Holyoke Public Library
Holyoke Public Library
Holyoke Public Library Interior
Holyoke Public Library Interior

The times are not always generous to libraries, although those committed to public libraries can be generous with their time. In 1989 the city’s budget was several million dollars in the red, and the library was shut down. The library did have a $1.5 million endowment, which it drew upon to reopen. Mary Kates, the library’s Director between 1980 and 1996, recruited 30 volunteers to help out on the “non-technical” work of the library, and these efforts helped establish a community tradition of library volunteerism. Well done, Director Kates.
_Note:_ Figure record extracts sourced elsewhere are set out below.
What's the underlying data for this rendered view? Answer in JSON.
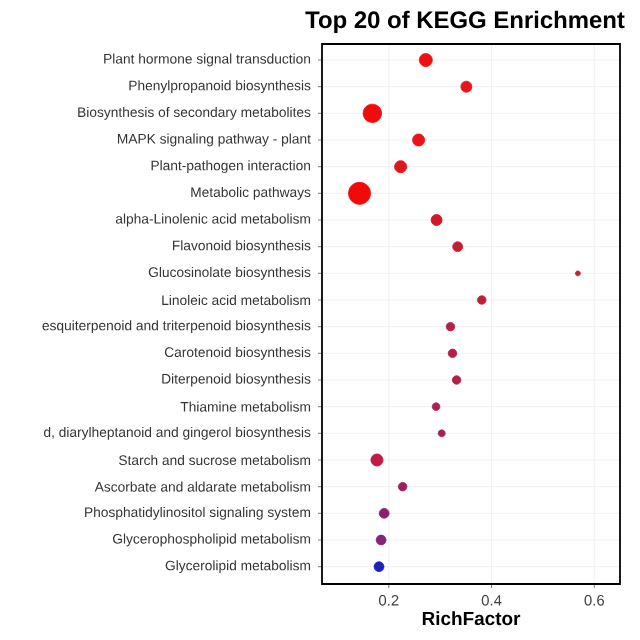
{
  "chart_data": {
    "type": "bubble",
    "title": "Top 20 of KEGG Enrichment",
    "xlabel": "RichFactor",
    "categories": [
      "Plant hormone signal transduction",
      "Phenylpropanoid biosynthesis",
      "Biosynthesis of secondary metabolites",
      "MAPK signaling pathway - plant",
      "Plant-pathogen interaction",
      "Metabolic pathways",
      "alpha-Linolenic acid metabolism",
      "Flavonoid biosynthesis",
      "Glucosinolate biosynthesis",
      "Linoleic acid metabolism",
      "esquiterpenoid and triterpenoid biosynthesis",
      "Carotenoid biosynthesis",
      "Diterpenoid biosynthesis",
      "Thiamine metabolism",
      "d, diarylheptanoid and gingerol biosynthesis",
      "Starch and sucrose metabolism",
      "Ascorbate and aldarate metabolism",
      "Phosphatidylinositol signaling system",
      "Glycerophospholipid metabolism",
      "Glycerolipid metabolism"
    ],
    "values": [
      0.272,
      0.351,
      0.168,
      0.258,
      0.223,
      0.143,
      0.293,
      0.334,
      0.568,
      0.381,
      0.32,
      0.324,
      0.332,
      0.292,
      0.303,
      0.177,
      0.227,
      0.191,
      0.185,
      0.181
    ],
    "sizes": [
      0.35,
      0.25,
      0.7,
      0.3,
      0.3,
      1,
      0.25,
      0.2,
      0.05,
      0.15,
      0.15,
      0.15,
      0.15,
      0.12,
      0.1,
      0.3,
      0.15,
      0.2,
      0.2,
      0.2
    ],
    "colors": [
      "#ee1111",
      "#e81418",
      "#ee0c0c",
      "#e8141a",
      "#e0161e",
      "#f00a0a",
      "#d01a2a",
      "#c81c30",
      "#c52035",
      "#bf1f3a",
      "#b3204a",
      "#b42048",
      "#b2204a",
      "#b01f50",
      "#a82055",
      "#c01a45",
      "#9a2060",
      "#8a2070",
      "#802878",
      "#2020c0"
    ],
    "orientation": "horizontal",
    "xlim": [
      0.07,
      0.65
    ],
    "xticks": [
      0.2,
      0.4,
      0.6
    ],
    "grid": true
  }
}
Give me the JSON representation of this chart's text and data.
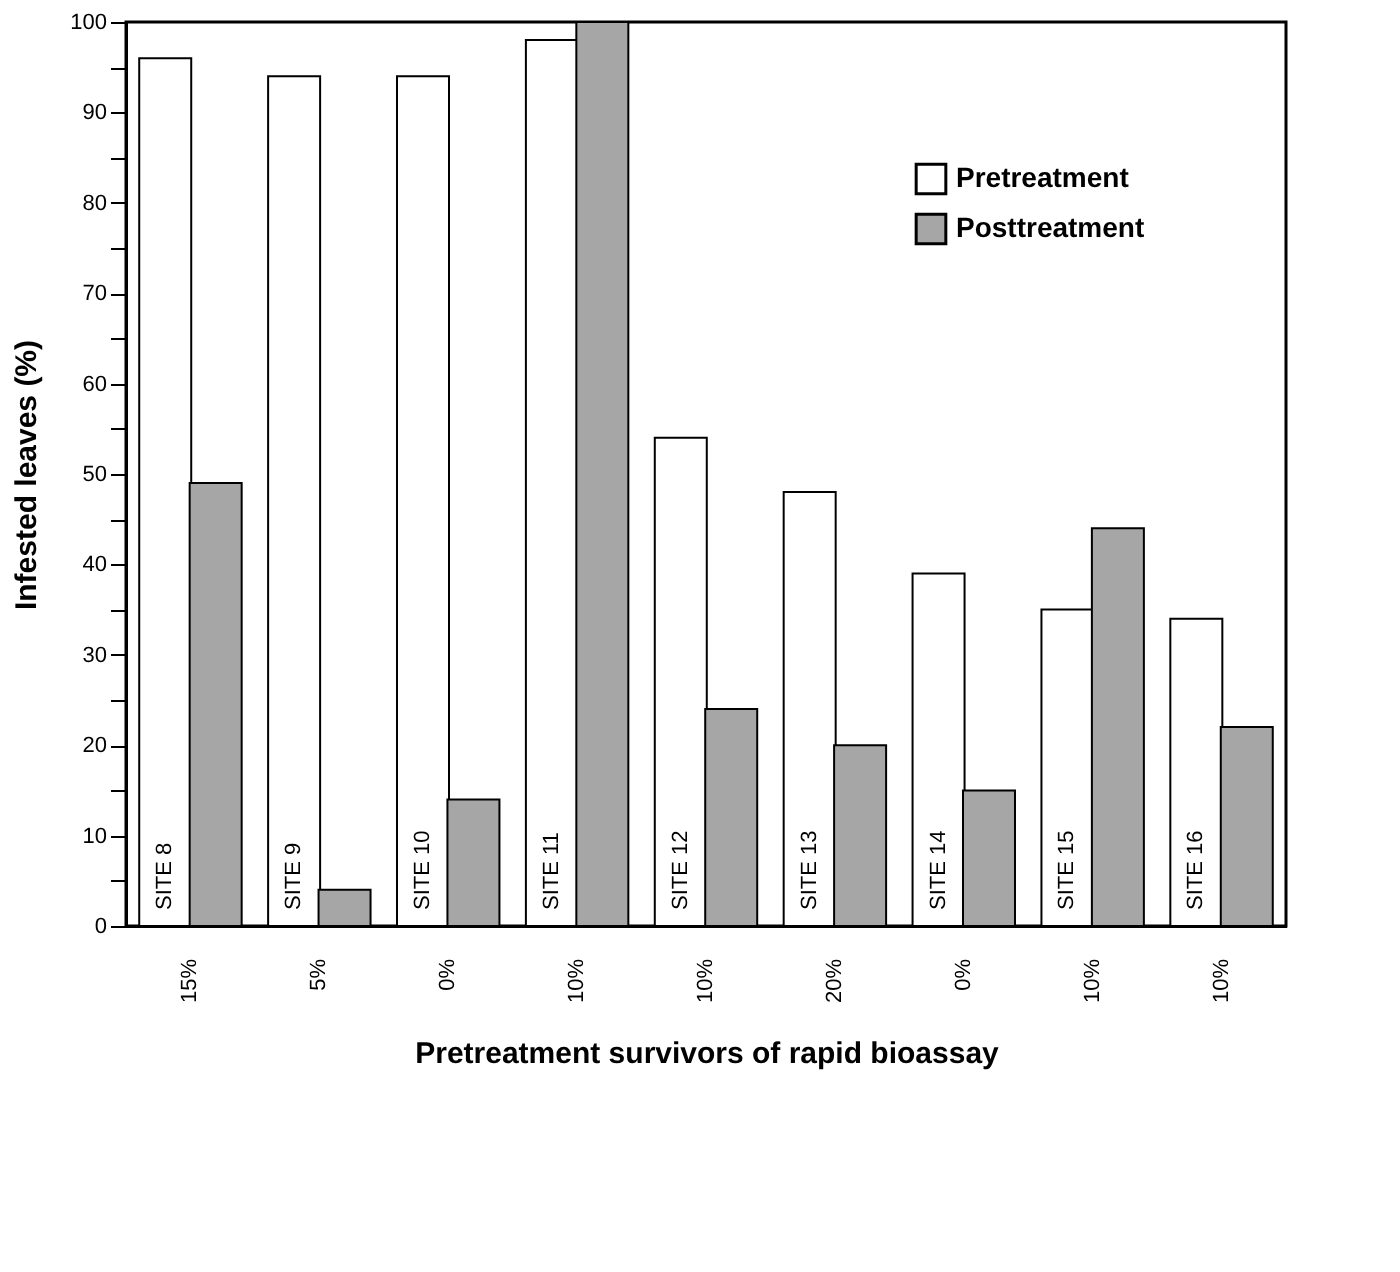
{
  "chart_data": {
    "type": "bar",
    "xlabel": "Pretreatment survivors of rapid bioassay",
    "ylabel": "Infested leaves (%)",
    "categories": [
      "15%",
      "5%",
      "0%",
      "10%",
      "10%",
      "20%",
      "0%",
      "10%",
      "10%"
    ],
    "series": [
      {
        "name": "Pretreatment",
        "color": "#ffffff",
        "values": [
          96,
          94,
          94,
          98,
          54,
          48,
          39,
          35,
          34
        ]
      },
      {
        "name": "Posttreatment",
        "color": "#a6a6a6",
        "values": [
          49,
          4,
          14,
          100,
          24,
          20,
          15,
          44,
          22
        ]
      }
    ],
    "annotations": [
      "SITE 8",
      "SITE 9",
      "SITE 10",
      "SITE 11",
      "SITE 12",
      "SITE 13",
      "SITE 14",
      "SITE 15",
      "SITE 16"
    ],
    "ylim": [
      0,
      100
    ],
    "yticks": [
      0,
      {
        "value": 5,
        "label": null
      },
      10,
      {
        "value": 15,
        "label": null
      },
      20,
      {
        "value": 25,
        "label": null
      },
      30,
      {
        "value": 35,
        "label": null
      },
      40,
      {
        "value": 45,
        "label": null
      },
      50,
      {
        "value": 55,
        "label": null
      },
      60,
      {
        "value": 65,
        "label": null
      },
      70,
      {
        "value": 75,
        "label": null
      },
      80,
      {
        "value": 85,
        "label": null
      },
      90,
      {
        "value": 95,
        "label": null
      },
      100
    ],
    "grid": false,
    "legend": "top right"
  }
}
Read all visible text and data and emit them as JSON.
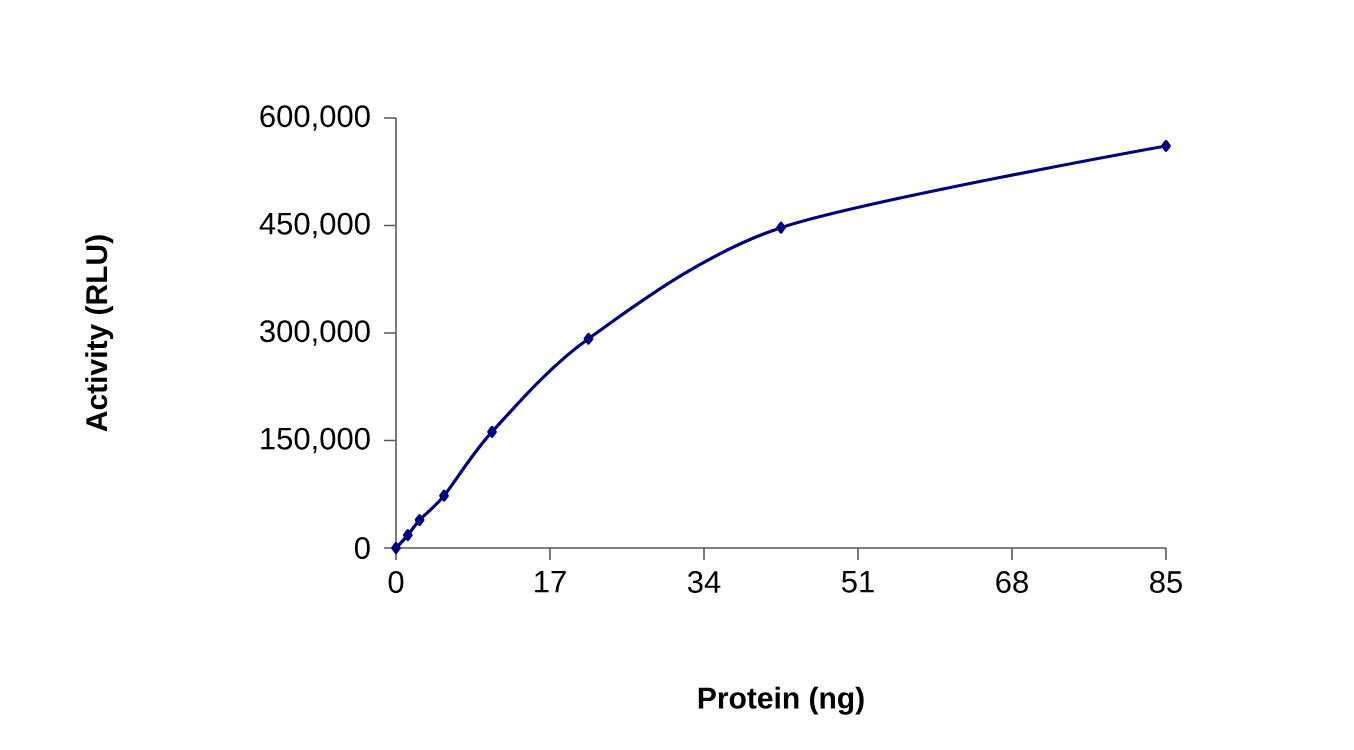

I’m ready to get home; it’s hot, the traffic is building as I get closer to Boston, and I’m a bit weary. Mistakes are more likely to be made under those circumstances, and I made one. In South Hadley, I stopped at the South Hadley Public Library and, believing that it was the only library in the town I drove on, missing the historic Gaylord Memorial Library there. Dammit; next time. South Hadley had a Carnegie library serving the town between 1906 and 2014; it was abandoned when the town opened  a new library in that year. 


Hadley Public Library
Hadley Public Library

The Wilbraham Public Library has a most useful illustrated timeline of its history. Around 1907 Eunice Bates began giving “rent and care” to the town’s library, which she hosted in her home. In 1912, she stepped down and Lelia Atchinson ran  the library for the next year (while it remained in Bates’ home). The Wilbraham Public Library actually began operations in 1892, funded by the city’s grant of $25 and the proceeds from the dog tax. The collection was held in the office of the town’s selectmen, and it was open to the public four hours every Wednesday. In 1898, it moved to the Post Office and extended its hours, before moving into Bates’ home and then moving again, in 1914, into the home owned by Henry Cutler, who gave his house to the town for use as a library. Mrs. Jennie Abbot was hired as the librarian, with the perk of an easy commute: she lived on the home’s top floor. Jennie served until her daughter Ruth replaced her after her death in 1943. Ruth was paid $200 in cash (for what period of time, I do not know) and "the use of the apartment over [the] Library, the heating and lighting of [the] apartment to be included.” Ruth retired in 1959 at the age of 70, eleven years before the current library opened its doors. Ruth outworked me; I retired at 66.


Wilbraham Public Library
Wilbraham Public Library

I was wrong in thinking that the towns I would pass through would be deteriorating. They weren't. I would like to think that one reason that they remained stable is because they had a public library, and the community cohesion that it can bring.